Design: tool-def deferral coverage (detect deferral gaps, restore/tune native deferral, proxy for non-native agents)

Follow-up to the acting-layer epic (#602). This is the deferral piece called out in the epic's non-goals as a separate, evidence-gated track. Design issue first, then PR, same flow the epic used.
 
## Motivation
 
Tool-def deferral is no longer a missing capability on the happy path: Claude Code ships tool search **enabled by default** — MCP tool defs are deferred and discovered on demand, and the API mechanism behind it (`defer_loading` + a tool search tool) is GA on the Claude API, with the prefix untouched and prompt caching preserved by design (per current docs at https://code.claude.com/docs/en/mcp and https://platform.claude.com/docs/en/agents-and-tools/tool-use/tool-search-tool).
 
The real gap is coverage, and it has three parts:
 
1. **Deferral silently turns off.** Claude Code disables tool search on Vertex AI and whenever `ANTHROPIC_BASE_URL` points to a non-first-party host (docs: "most proxies don't forward `tool_reference` blocks"). Users behind any gateway/proxy, or with a stale `ENABLE_TOOL_SEARCH=false`, are paying full tool-def cost on every turn with no signal that anything changed.
2. **Deferral config has tunable waste even when on.** `alwaysLoad: true` servers that are rarely invoked, and threshold mode (`auto:N`) left at defaults, both leave measurable prefix cost on the table.
3. **Non-native agents have no deferral at all.** Cursor, Cline, Aider and similar load every def every turn (support matrix to be confirmed as implementation step one).

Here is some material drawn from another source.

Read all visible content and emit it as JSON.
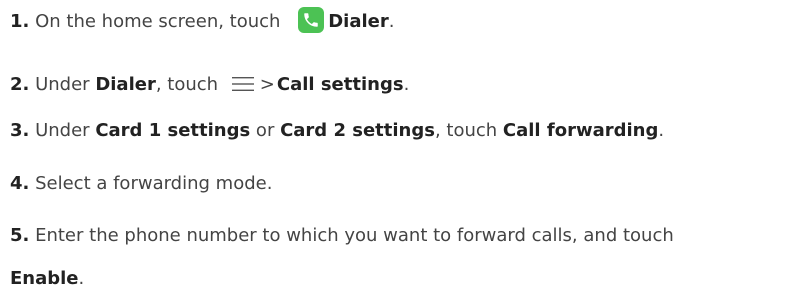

None of this is routing. No model changes, no per-turn classification, no rewriting of anything the user wrote.
 
## Captured evidence (real usage, Opus 4.x)
 
Measured deferred vs non-deferred on the same workloads, in separate sessions each:
 
- 20-turn tool-heavy session: all defs loaded every turn **$1.31** vs deferred **$0.90** (~31% less, no model change).
- Two-turn "chat → one tool lookup" flow: **$0.96** non-deferred vs **$0.35** deferred (~64% less).
- Cache behavior matches the documented design: deferred defs are excluded from the prefix; a discovered tool comes back as a `tool_reference` block appended inline, so the cached head stays byte-stable.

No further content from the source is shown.